Available in 24 and 36-exposure rolls and 100-foot bulk rolls.
Manufactured in the UK, Kentmere is owned by Harmon, which also owns Ilford, but this film costs considerably less, making it a good choice for students and starving artists.
The manufacturer says: "Thanks to revolutionary core shell emulsion technology, it has a level of sharpness and freedom from grain that belies the film's light grabbing ISO 400 speed. The most significant technology shift is in shadow rendition: thin areas of the negative are slightly denser and hold detail much better. Kentmere 400 has wide exposure latitude and a tonal range that matches easily on both graded and variable contrast printing papers. Kentmere 400 is the ideal choice for applications that demand high quality, but where extra film speed is an advantage. It is suitable for pictorial, fine art as well as fashion photography and for many areas that were formerly the preserve of slower films."
Online review round-up
Adorama Reviewers say: "Okay I must admit I am a Kodak man, having shot with Tmax 400 all my life I was skeptical. A friend suggested I try Kentmere . At half the cost I was not sure. When I developed my first roll I was blown away by the performance.

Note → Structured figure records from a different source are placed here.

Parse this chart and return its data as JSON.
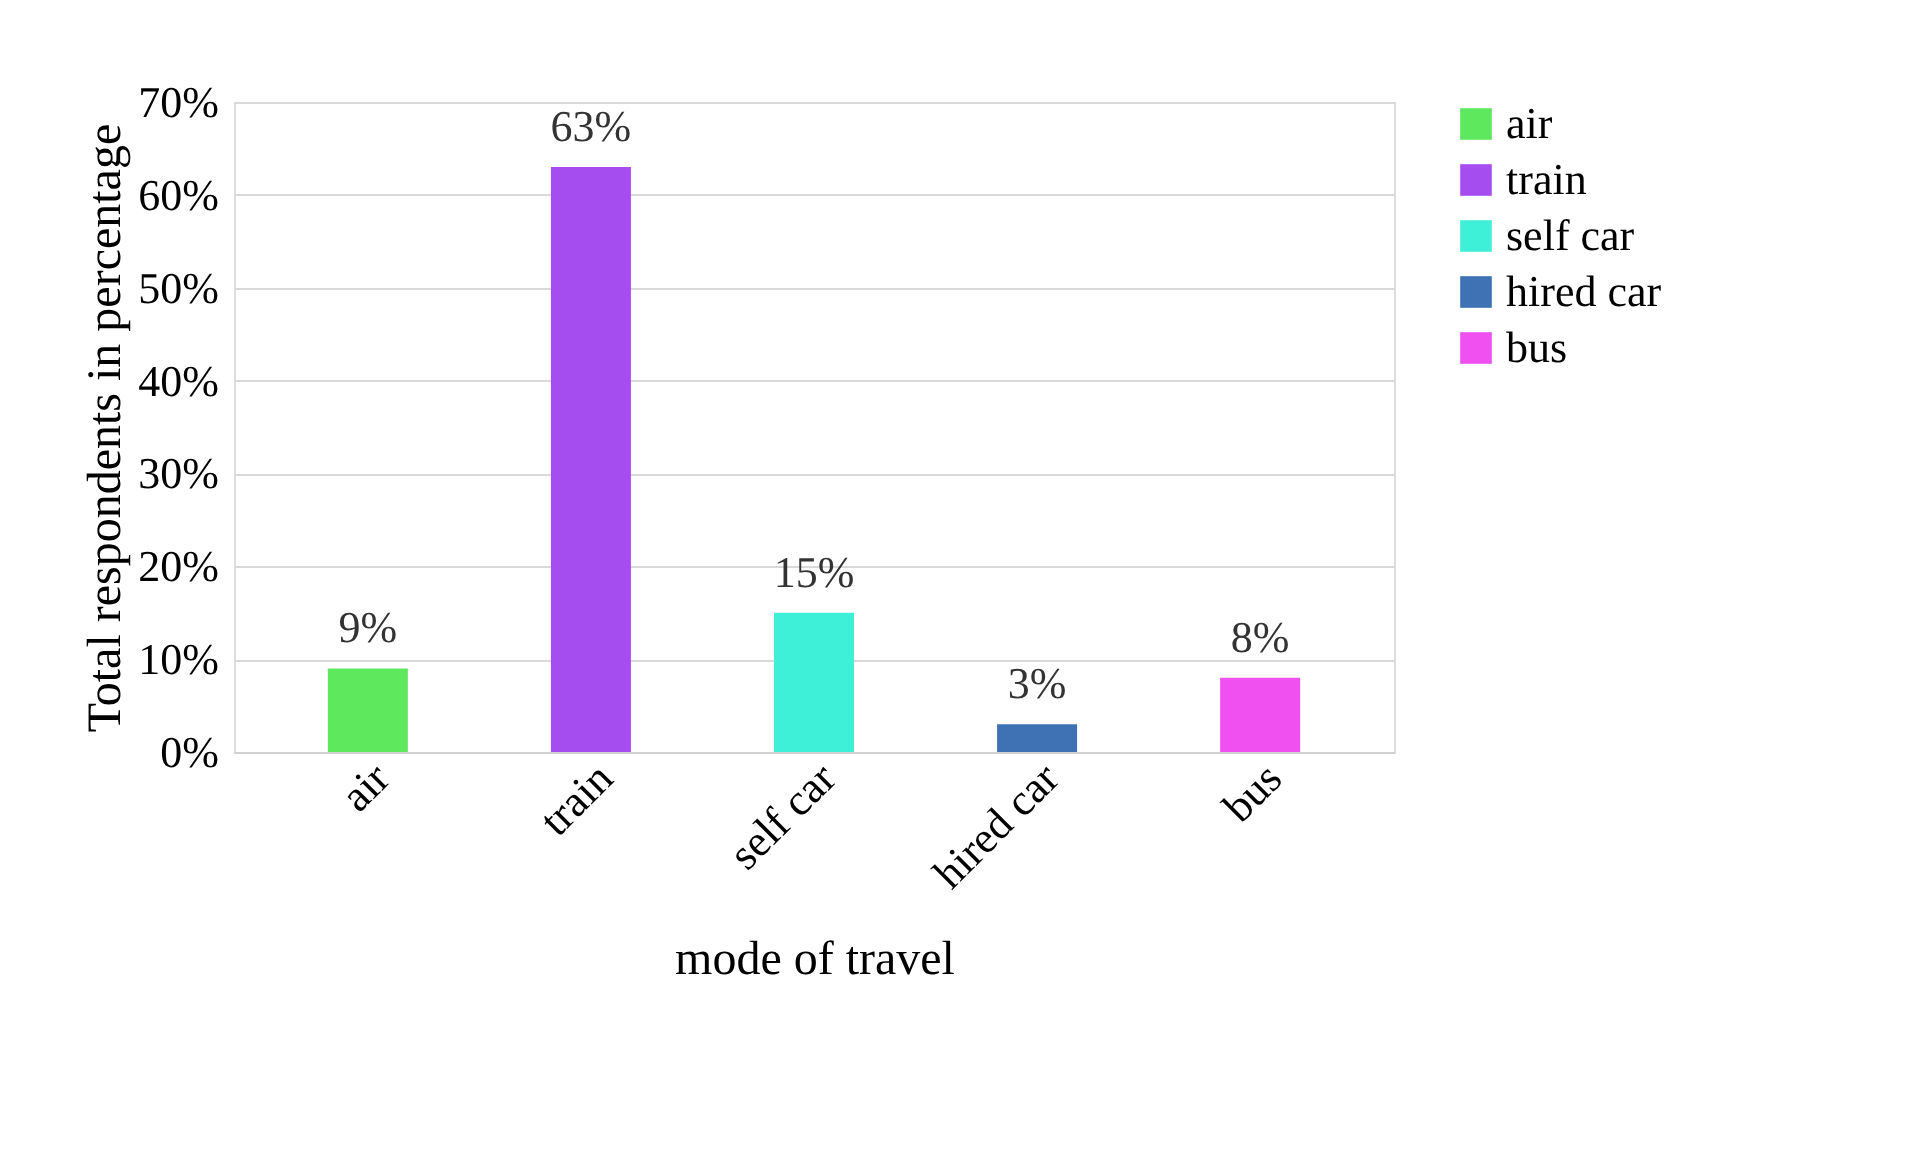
{
  "chart_data": {
    "type": "bar",
    "xlabel": "mode of travel",
    "ylabel": "Total respondents in percentage",
    "categories": [
      "air",
      "train",
      "self car",
      "hired car",
      "bus"
    ],
    "series": [
      {
        "name": "air",
        "color": "#5ee85e",
        "values": [
          9,
          null,
          null,
          null,
          null
        ],
        "value_labels": [
          "9%",
          null,
          null,
          null,
          null
        ]
      },
      {
        "name": "train",
        "color": "#a64df0",
        "values": [
          null,
          63,
          null,
          null,
          null
        ],
        "value_labels": [
          null,
          "63%",
          null,
          null,
          null
        ]
      },
      {
        "name": "self car",
        "color": "#3ef0d8",
        "values": [
          null,
          null,
          15,
          null,
          null
        ],
        "value_labels": [
          null,
          null,
          "15%",
          null,
          null
        ]
      },
      {
        "name": "hired car",
        "color": "#3f72b5",
        "values": [
          null,
          null,
          null,
          3,
          null
        ],
        "value_labels": [
          null,
          null,
          null,
          "3%",
          null
        ]
      },
      {
        "name": "bus",
        "color": "#f050f0",
        "values": [
          null,
          null,
          null,
          null,
          8
        ],
        "value_labels": [
          null,
          null,
          null,
          null,
          "8%"
        ]
      }
    ],
    "ylim": [
      0,
      70
    ],
    "yticks": [
      {
        "value": 0,
        "label": "0%"
      },
      {
        "value": 10,
        "label": "10%"
      },
      {
        "value": 20,
        "label": "20%"
      },
      {
        "value": 30,
        "label": "30%"
      },
      {
        "value": 40,
        "label": "40%"
      },
      {
        "value": 50,
        "label": "50%"
      },
      {
        "value": 60,
        "label": "60%"
      },
      {
        "value": 70,
        "label": "70%"
      }
    ],
    "grid": "y",
    "legend": "right"
  }
}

This film rocks great contrast,the tone is bold and deep. My images POP! I simply matte and frame andI have stunning show quality images" and "Lower resolution than competing ISO 400 (suggested) films, but has nice tonal range, and beautiful non-clumpy grain that makes out-of-focus areas melt into a pleasing, diffuse atmosphere. Can give wicked contrast when overexposed in direct sunlight (this is not a criticism--it looks awesome), but well-separated tones indoors."
Rangefinder forum participants say "it is grainier than HP-5 and Tri-x. The grain can seem a bit clumpy, too. BUT, it has an air about it, something different. it also dries just about flat, which is good for handling and scanning."